General Availability release. The public API is now stable and covered by semantic versioning guarantees.

Added

  • Compliance package (spanforge.compliance) — programmatic v1.0 compatibility checklist (CHK-1 through CHK-5), multi-tenant isolation verification, and audit chain integrity suite. All checks are callable without a pytest dependency.
  • test_compatibility() — applies the five-point adoption checklist to any sequence of events. Powers the new spanforge check-compat CLI command.
  • verify_tenant_isolation() / verify_events_scoped() — detect cross-tenant data leakage in multi-org deployments.
  • verify_chain_integrity() — wraps verify_chain() with gap, tamper, and timestamp-monotonicity diagnostics.
  • spanforge check-compat CLI sub-command — reads a JSON file of serialised events and prints compatibility violations.
  • spanforge.migrateMigrationResult dataclass and v1_to_v2() scaffold (raises NotImplementedError; full implementation ships in Phase 9).
  • Performance benchmark test suite (tests/test_benchmarks.py, @pytest.mark.perf) validating all NFR targets.

Changed

  • Version: 0.5.01.0.0
  • PyPI classifier: Development Status :: 3 - AlphaDevelopment Status :: 5 - Production/Stable

0.5.0 — 2026-02-22

Added

  • Namespace payload dataclasses for all 10 reserved namespaces (llm.trace.*, llm.cost.*, llm.cache.*, llm.diff.*, llm.eval.*, llm.fence.*, llm.guard.*, llm.prompt.*, llm.redact.*, llm.template.*).

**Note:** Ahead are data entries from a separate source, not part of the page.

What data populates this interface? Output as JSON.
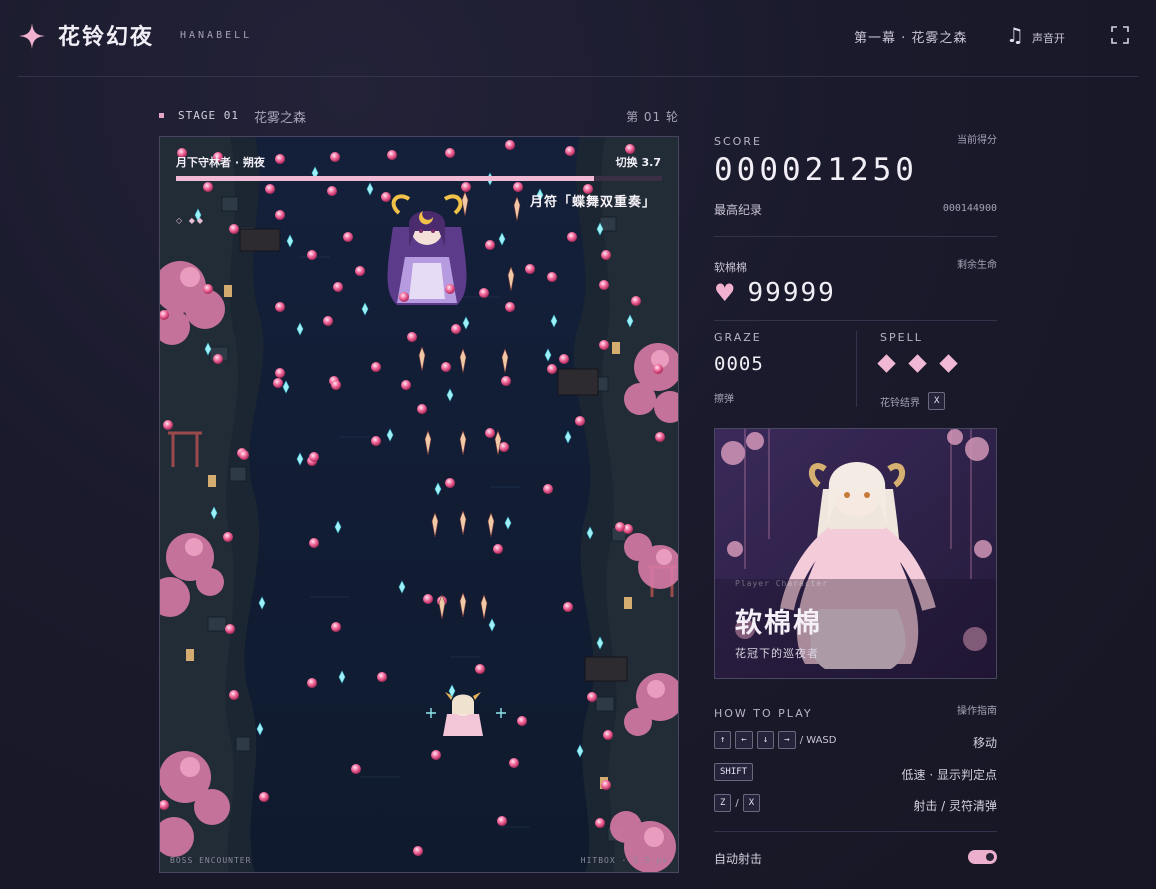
{
  "header": {
    "title": "花铃幻夜",
    "subtitle": "HANABELL",
    "stage_label": "第一幕 · 花雾之森",
    "sound_label": "声音开",
    "icons": {
      "logo": "sparkle-icon",
      "sound": "music-note-icon",
      "fullscreen": "fullscreen-icon"
    }
  },
  "stage_bar": {
    "code": "STAGE 01",
    "name": "花雾之森",
    "round": "第 01 轮"
  },
  "field": {
    "boss_name": "月下守林者 · 朔夜",
    "timer": "切换 3.7",
    "boss_hp_fraction": 0.86,
    "spell_card": "月符「蝶舞双重奏」",
    "life_pips": "◇ ◆◆",
    "footer_left": "BOSS ENCOUNTER",
    "footer_right": "HITBOX · 2.5 px"
  },
  "panel": {
    "score": {
      "label": "SCORE",
      "label_cn": "当前得分",
      "value": "000021250"
    },
    "hiscore": {
      "label": "最高纪录",
      "value": "000144900"
    },
    "lives": {
      "label": "软棉棉",
      "label_right": "剩余生命",
      "value": "99999"
    },
    "graze": {
      "label": "GRAZE",
      "value": "0005",
      "label_cn": "擦弹"
    },
    "spell": {
      "label": "SPELL",
      "count": 3,
      "label_cn": "花铃结界",
      "key": "X"
    },
    "portrait": {
      "caption": "Player Character",
      "name": "软棉棉",
      "tagline": "花冠下的巡夜者"
    },
    "howto": {
      "label": "HOW TO PLAY",
      "label_cn": "操作指南",
      "move_keys": [
        "↑",
        "←",
        "↓",
        "→"
      ],
      "move_alt": "/ WASD",
      "move_action": "移动",
      "slow_key": "SHIFT",
      "slow_action": "低速 · 显示判定点",
      "shoot_keys": [
        "Z",
        "X"
      ],
      "shoot_sep": "/",
      "shoot_action": "射击 / 灵符清弹"
    },
    "auto_fire": {
      "label": "自动射击",
      "on": true
    },
    "colors": {
      "accent": "#f0b2cf",
      "text": "#f1eef6",
      "muted": "#a6a2b6"
    }
  }
}
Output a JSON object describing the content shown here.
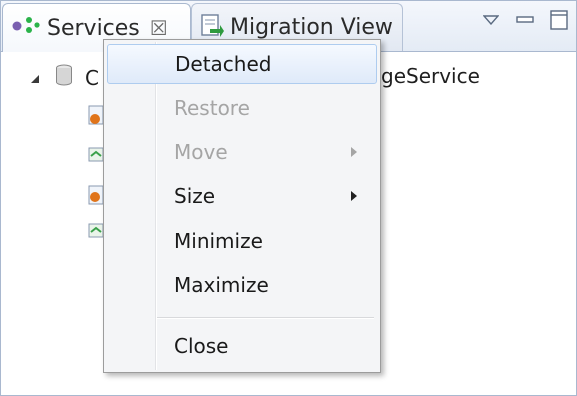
{
  "tabs": [
    {
      "label": "Services",
      "icon": "services-icon",
      "active": true
    },
    {
      "label": "Migration View",
      "icon": "migration-view-icon",
      "active": false
    }
  ],
  "tree": {
    "root_label_prefix": "C",
    "root_label_suffix": "geService"
  },
  "context_menu": {
    "items": [
      {
        "label": "Detached",
        "enabled": true,
        "highlighted": true,
        "submenu": false
      },
      {
        "label": "Restore",
        "enabled": false,
        "highlighted": false,
        "submenu": false
      },
      {
        "label": "Move",
        "enabled": false,
        "highlighted": false,
        "submenu": true
      },
      {
        "label": "Size",
        "enabled": true,
        "highlighted": false,
        "submenu": true
      },
      {
        "label": "Minimize",
        "enabled": true,
        "highlighted": false,
        "submenu": false
      },
      {
        "label": "Maximize",
        "enabled": true,
        "highlighted": false,
        "submenu": false
      },
      {
        "label": "Close",
        "enabled": true,
        "highlighted": false,
        "submenu": false
      }
    ]
  },
  "colors": {
    "highlight": "#dfeaf9",
    "disabled_text": "#a5a5a5",
    "border": "#a9b8cf"
  }
}
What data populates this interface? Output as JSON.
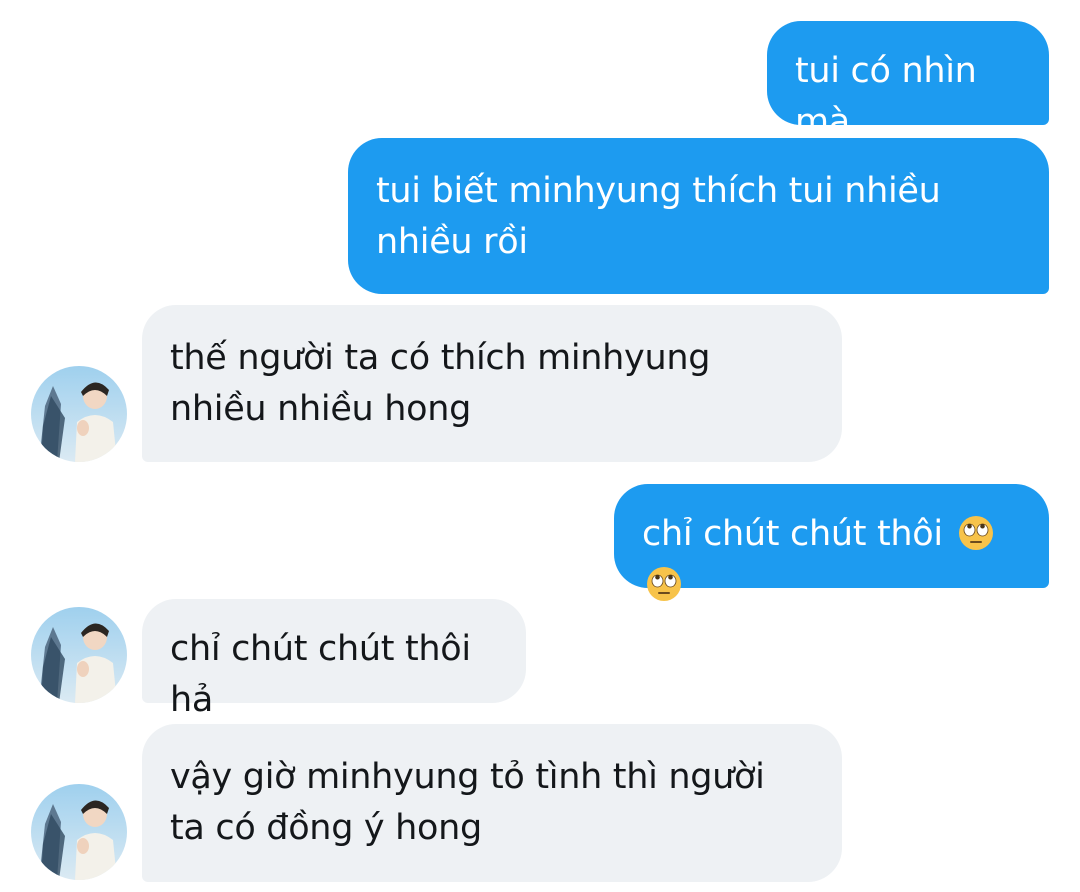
{
  "colors": {
    "sent_bubble": "#1d9bf0",
    "sent_text": "#ffffff",
    "received_bubble": "#eef1f4",
    "received_text": "#14171a"
  },
  "messages": [
    {
      "side": "sent",
      "text": "tui có nhìn mà"
    },
    {
      "side": "sent",
      "text": "tui biết minhyung thích tui nhiều nhiều rồi"
    },
    {
      "side": "received",
      "text": "thế người ta có thích minhyung nhiều nhiều hong"
    },
    {
      "side": "sent",
      "text": "chỉ chút chút thôi",
      "emojis": [
        "face-with-rolling-eyes-icon",
        "face-with-rolling-eyes-icon"
      ]
    },
    {
      "side": "received",
      "text": "chỉ chút chút thôi hả"
    },
    {
      "side": "received",
      "text": "vậy giờ minhyung tỏ tình thì người ta có đồng ý hong"
    }
  ]
}
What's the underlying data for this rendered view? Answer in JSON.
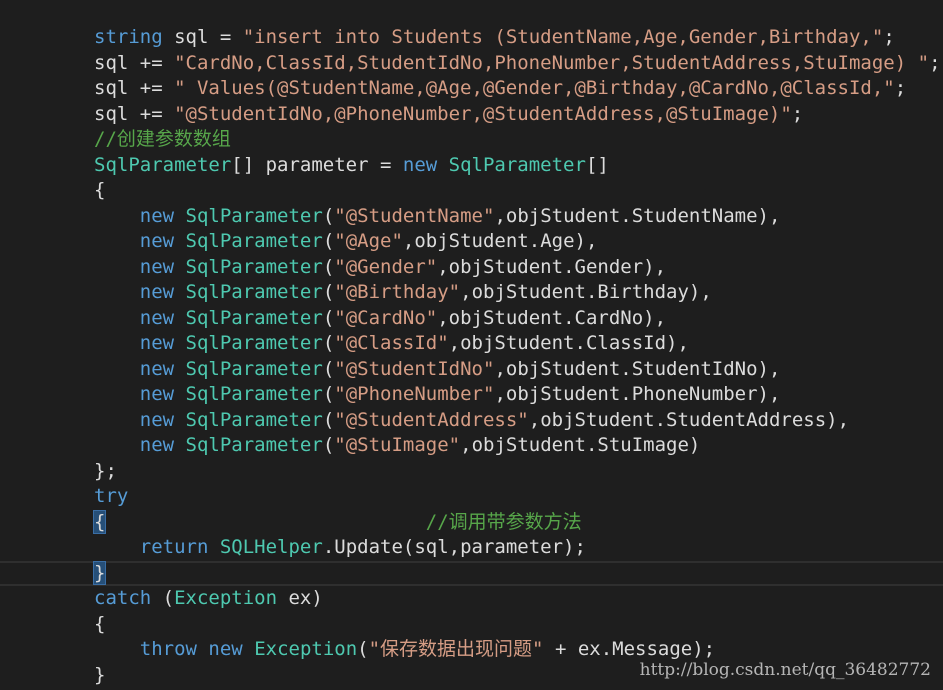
{
  "editor": {
    "lines": [
      {
        "tokens": [
          {
            "t": "string",
            "c": "keyword"
          },
          {
            "t": " sql = ",
            "c": "plain"
          },
          {
            "t": "\"insert into Students (StudentName,Age,Gender,Birthday,\"",
            "c": "string"
          },
          {
            "t": ";",
            "c": "plain"
          }
        ]
      },
      {
        "tokens": [
          {
            "t": "sql += ",
            "c": "plain"
          },
          {
            "t": "\"CardNo,ClassId,StudentIdNo,PhoneNumber,StudentAddress,StuImage) \"",
            "c": "string"
          },
          {
            "t": ";",
            "c": "plain"
          }
        ]
      },
      {
        "tokens": [
          {
            "t": "sql += ",
            "c": "plain"
          },
          {
            "t": "\" Values(@StudentName,@Age,@Gender,@Birthday,@CardNo,@ClassId,\"",
            "c": "string"
          },
          {
            "t": ";",
            "c": "plain"
          }
        ]
      },
      {
        "tokens": [
          {
            "t": "sql += ",
            "c": "plain"
          },
          {
            "t": "\"@StudentIdNo,@PhoneNumber,@StudentAddress,@StuImage)\"",
            "c": "string"
          },
          {
            "t": ";",
            "c": "plain"
          }
        ]
      },
      {
        "tokens": [
          {
            "t": "//创建参数数组",
            "c": "comment"
          }
        ]
      },
      {
        "tokens": [
          {
            "t": "SqlParameter",
            "c": "type"
          },
          {
            "t": "[] parameter = ",
            "c": "plain"
          },
          {
            "t": "new",
            "c": "keyword"
          },
          {
            "t": " ",
            "c": "plain"
          },
          {
            "t": "SqlParameter",
            "c": "type"
          },
          {
            "t": "[]",
            "c": "plain"
          }
        ]
      },
      {
        "tokens": [
          {
            "t": "{",
            "c": "plain"
          }
        ]
      },
      {
        "tokens": [
          {
            "t": "    ",
            "c": "plain"
          },
          {
            "t": "new",
            "c": "keyword"
          },
          {
            "t": " ",
            "c": "plain"
          },
          {
            "t": "SqlParameter",
            "c": "type"
          },
          {
            "t": "(",
            "c": "plain"
          },
          {
            "t": "\"@StudentName\"",
            "c": "string"
          },
          {
            "t": ",objStudent.StudentName),",
            "c": "plain"
          }
        ]
      },
      {
        "tokens": [
          {
            "t": "    ",
            "c": "plain"
          },
          {
            "t": "new",
            "c": "keyword"
          },
          {
            "t": " ",
            "c": "plain"
          },
          {
            "t": "SqlParameter",
            "c": "type"
          },
          {
            "t": "(",
            "c": "plain"
          },
          {
            "t": "\"@Age\"",
            "c": "string"
          },
          {
            "t": ",objStudent.Age),",
            "c": "plain"
          }
        ]
      },
      {
        "tokens": [
          {
            "t": "    ",
            "c": "plain"
          },
          {
            "t": "new",
            "c": "keyword"
          },
          {
            "t": " ",
            "c": "plain"
          },
          {
            "t": "SqlParameter",
            "c": "type"
          },
          {
            "t": "(",
            "c": "plain"
          },
          {
            "t": "\"@Gender\"",
            "c": "string"
          },
          {
            "t": ",objStudent.Gender),",
            "c": "plain"
          }
        ]
      },
      {
        "tokens": [
          {
            "t": "    ",
            "c": "plain"
          },
          {
            "t": "new",
            "c": "keyword"
          },
          {
            "t": " ",
            "c": "plain"
          },
          {
            "t": "SqlParameter",
            "c": "type"
          },
          {
            "t": "(",
            "c": "plain"
          },
          {
            "t": "\"@Birthday\"",
            "c": "string"
          },
          {
            "t": ",objStudent.Birthday),",
            "c": "plain"
          }
        ]
      },
      {
        "tokens": [
          {
            "t": "    ",
            "c": "plain"
          },
          {
            "t": "new",
            "c": "keyword"
          },
          {
            "t": " ",
            "c": "plain"
          },
          {
            "t": "SqlParameter",
            "c": "type"
          },
          {
            "t": "(",
            "c": "plain"
          },
          {
            "t": "\"@CardNo\"",
            "c": "string"
          },
          {
            "t": ",objStudent.CardNo),",
            "c": "plain"
          }
        ]
      },
      {
        "tokens": [
          {
            "t": "    ",
            "c": "plain"
          },
          {
            "t": "new",
            "c": "keyword"
          },
          {
            "t": " ",
            "c": "plain"
          },
          {
            "t": "SqlParameter",
            "c": "type"
          },
          {
            "t": "(",
            "c": "plain"
          },
          {
            "t": "\"@ClassId\"",
            "c": "string"
          },
          {
            "t": ",objStudent.ClassId),",
            "c": "plain"
          }
        ]
      },
      {
        "tokens": [
          {
            "t": "    ",
            "c": "plain"
          },
          {
            "t": "new",
            "c": "keyword"
          },
          {
            "t": " ",
            "c": "plain"
          },
          {
            "t": "SqlParameter",
            "c": "type"
          },
          {
            "t": "(",
            "c": "plain"
          },
          {
            "t": "\"@StudentIdNo\"",
            "c": "string"
          },
          {
            "t": ",objStudent.StudentIdNo),",
            "c": "plain"
          }
        ]
      },
      {
        "tokens": [
          {
            "t": "    ",
            "c": "plain"
          },
          {
            "t": "new",
            "c": "keyword"
          },
          {
            "t": " ",
            "c": "plain"
          },
          {
            "t": "SqlParameter",
            "c": "type"
          },
          {
            "t": "(",
            "c": "plain"
          },
          {
            "t": "\"@PhoneNumber\"",
            "c": "string"
          },
          {
            "t": ",objStudent.PhoneNumber),",
            "c": "plain"
          }
        ]
      },
      {
        "tokens": [
          {
            "t": "    ",
            "c": "plain"
          },
          {
            "t": "new",
            "c": "keyword"
          },
          {
            "t": " ",
            "c": "plain"
          },
          {
            "t": "SqlParameter",
            "c": "type"
          },
          {
            "t": "(",
            "c": "plain"
          },
          {
            "t": "\"@StudentAddress\"",
            "c": "string"
          },
          {
            "t": ",objStudent.StudentAddress),",
            "c": "plain"
          }
        ]
      },
      {
        "tokens": [
          {
            "t": "    ",
            "c": "plain"
          },
          {
            "t": "new",
            "c": "keyword"
          },
          {
            "t": " ",
            "c": "plain"
          },
          {
            "t": "SqlParameter",
            "c": "type"
          },
          {
            "t": "(",
            "c": "plain"
          },
          {
            "t": "\"@StuImage\"",
            "c": "string"
          },
          {
            "t": ",objStudent.StuImage)",
            "c": "plain"
          }
        ]
      },
      {
        "tokens": [
          {
            "t": "};",
            "c": "plain"
          }
        ]
      },
      {
        "tokens": [
          {
            "t": "try",
            "c": "keyword"
          }
        ]
      },
      {
        "tokens": [
          {
            "t": "{",
            "c": "plain",
            "hl": true
          },
          {
            "t": "                            ",
            "c": "plain"
          },
          {
            "t": "//调用带参数方法",
            "c": "comment"
          }
        ]
      },
      {
        "tokens": [
          {
            "t": "    ",
            "c": "plain"
          },
          {
            "t": "return",
            "c": "keyword"
          },
          {
            "t": " ",
            "c": "plain"
          },
          {
            "t": "SQLHelper",
            "c": "type"
          },
          {
            "t": ".Update(sql,parameter);",
            "c": "plain"
          }
        ]
      },
      {
        "tokens": [
          {
            "t": "}",
            "c": "plain",
            "hl": true
          }
        ],
        "current": true
      },
      {
        "tokens": [
          {
            "t": "catch",
            "c": "keyword"
          },
          {
            "t": " (",
            "c": "plain"
          },
          {
            "t": "Exception",
            "c": "type"
          },
          {
            "t": " ex)",
            "c": "plain"
          }
        ]
      },
      {
        "tokens": [
          {
            "t": "{",
            "c": "plain"
          }
        ]
      },
      {
        "tokens": [
          {
            "t": "    ",
            "c": "plain"
          },
          {
            "t": "throw",
            "c": "keyword"
          },
          {
            "t": " ",
            "c": "plain"
          },
          {
            "t": "new",
            "c": "keyword"
          },
          {
            "t": " ",
            "c": "plain"
          },
          {
            "t": "Exception",
            "c": "type"
          },
          {
            "t": "(",
            "c": "plain"
          },
          {
            "t": "\"保存数据出现问题\"",
            "c": "string"
          },
          {
            "t": " + ex.Message);",
            "c": "plain"
          }
        ]
      },
      {
        "tokens": [
          {
            "t": "}",
            "c": "plain"
          }
        ]
      }
    ]
  },
  "watermark": {
    "text": "http://blog.csdn.net/qq_36482772"
  },
  "colors": {
    "background": "#1e1e1e",
    "keyword": "#569cd6",
    "type": "#4ec9b0",
    "string": "#d69d85",
    "comment": "#57a64a",
    "plain": "#dcdcdc"
  }
}
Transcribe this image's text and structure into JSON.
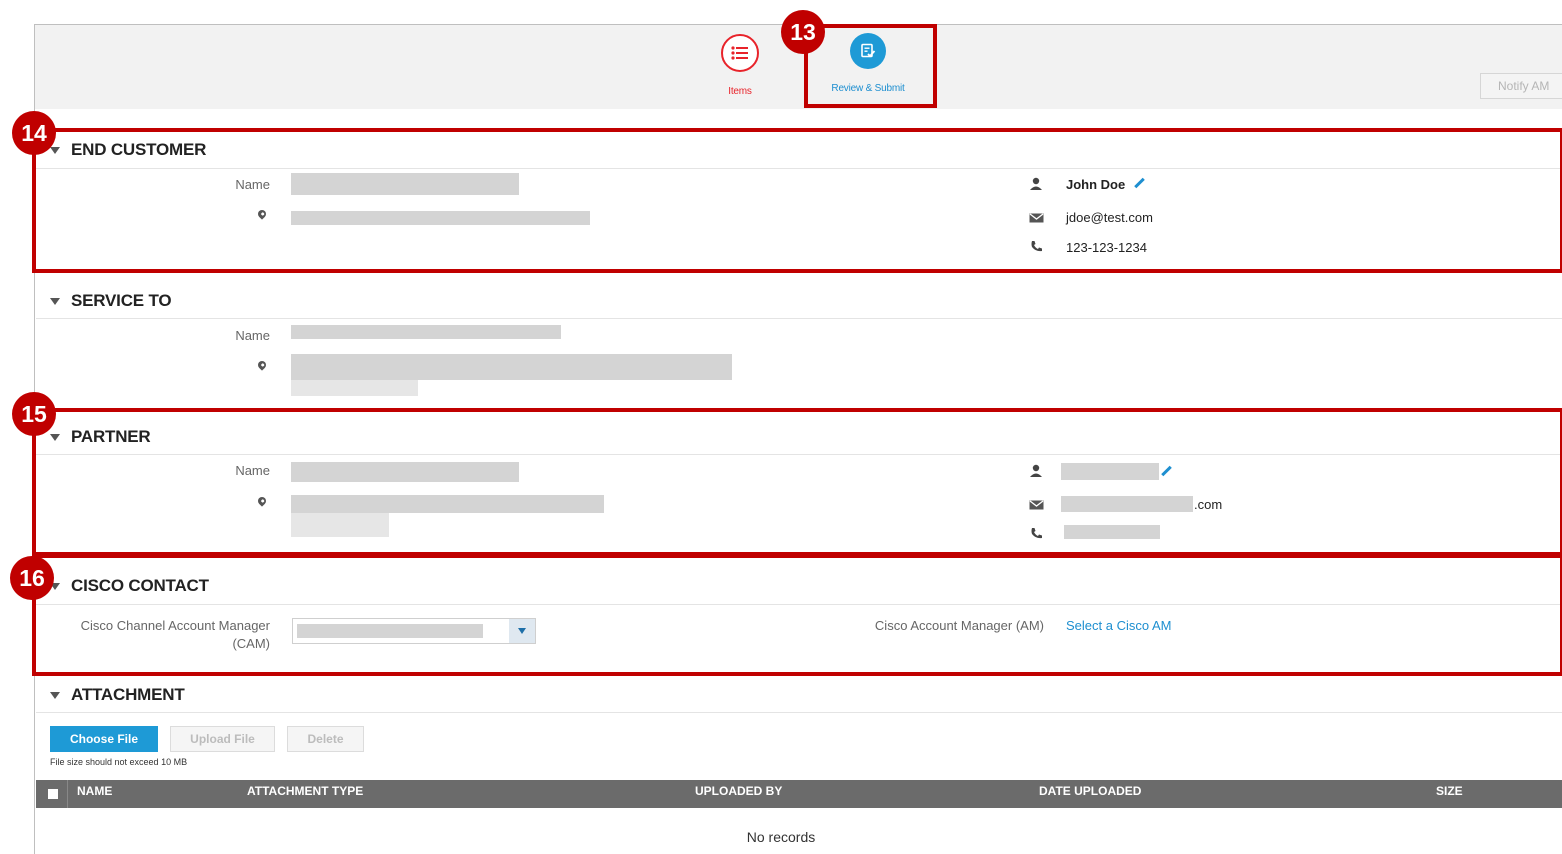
{
  "wizard": {
    "steps": [
      {
        "label": "Items"
      },
      {
        "label": "Review & Submit"
      }
    ],
    "notify_label": "Notify AM"
  },
  "end_customer": {
    "title": "END CUSTOMER",
    "name_label": "Name",
    "contact_name": "John Doe",
    "email": "jdoe@test.com",
    "phone": "123-123-1234"
  },
  "service_to": {
    "title": "SERVICE TO",
    "name_label": "Name"
  },
  "partner": {
    "title": "PARTNER",
    "name_label": "Name",
    "email_suffix": ".com"
  },
  "cisco_contact": {
    "title": "CISCO CONTACT",
    "cam_label_line1": "Cisco Channel Account Manager",
    "cam_label_line2": "(CAM)",
    "am_label": "Cisco Account Manager (AM)",
    "am_link": "Select a Cisco AM"
  },
  "attachment": {
    "title": "ATTACHMENT",
    "choose_label": "Choose File",
    "upload_label": "Upload File",
    "delete_label": "Delete",
    "hint": "File size should not exceed 10 MB",
    "columns": [
      "NAME",
      "ATTACHMENT TYPE",
      "UPLOADED BY",
      "DATE UPLOADED",
      "SIZE"
    ],
    "empty_text": "No records"
  },
  "annotations": {
    "n13": "13",
    "n14": "14",
    "n15": "15",
    "n16": "16"
  },
  "colors": {
    "annotation": "#c00000",
    "accent": "#1e9ad6",
    "items_red": "#e8232a"
  }
}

The llm.trace payload is FROZEN at v1 — no breaking changes permitted.
  • schemas/v1.0/schema.json — published JSON Schema for the event envelope.
  • validate_event() — validates an event against the JSON Schema with an optional jsonschema backend; falls back to structural stdlib checks.

0.4.0 — 2026-02-15

Added

  • OTLPExporter — async OTLP/HTTP JSON exporter with retry, gzip compression, and configurable resource attributes.
  • WebhookExporter — async HTTP webhook exporter with configurable headers, retry backoff, and timeout.
  • JSONLExporter — synchronous JSONL file exporter with optional per-event gzip compression.
  • EventStream — in-process event router with type filters, org/team scoping, sampling, and fan-out to multiple exporters.

0.3.0 — 2026-02-08

Added

  • sign() / verify() — HMAC-SHA256 event signing and verification (sha256: payload checksum + hmac-sha256: chain signature).
  • verify_chain() — batch chain verification with gap detection and tampered-event identification.
  • AuditStream — sequential event stream that signs and links every appended event via prev_id.
  • Key rotationAuditStream.rotate_key() emits a signed rotation event and switches the active HMAC key.
  • assert_verified() — strict raising variant of verify().

0.2.0 — 2026-02-01

Added

  • PII redaction frameworkRedactable, Sensitivity, RedactionPolicy, RedactionResult, contains_pii(), assert_redacted().
  • Pydantic v2 model layerspanforge.models.EventModel with from_event() / to_event() round-trip and model_json_schema().

0.1.0 — 2026-01-25

Added

  • Core Event dataclass — frozen, validated, zero external dependencies.
  • EventType enum — exhaustive registry of all 50+ first-party event types across 10 namespaces plus audit types.
  • ULID utilitiesgenerate(), validate(), extract_timestamp_ms().
  • Tags dataclass — arbitrary str → str metadata.
  • JSON serialisationEvent.to_dict(), Event.to_json(), Event.from_dict(), Event.from_json().
  • Event.validate() — full structural validation of all fields.
  • is_registered(), validate_custom(), namespace_of() — event-type introspection helpers.
  • Domain exceptions hierarchyLLMSchemaError base with SchemaValidationError, ULIDError, SerializationError, DeserializationError, EventTypeError.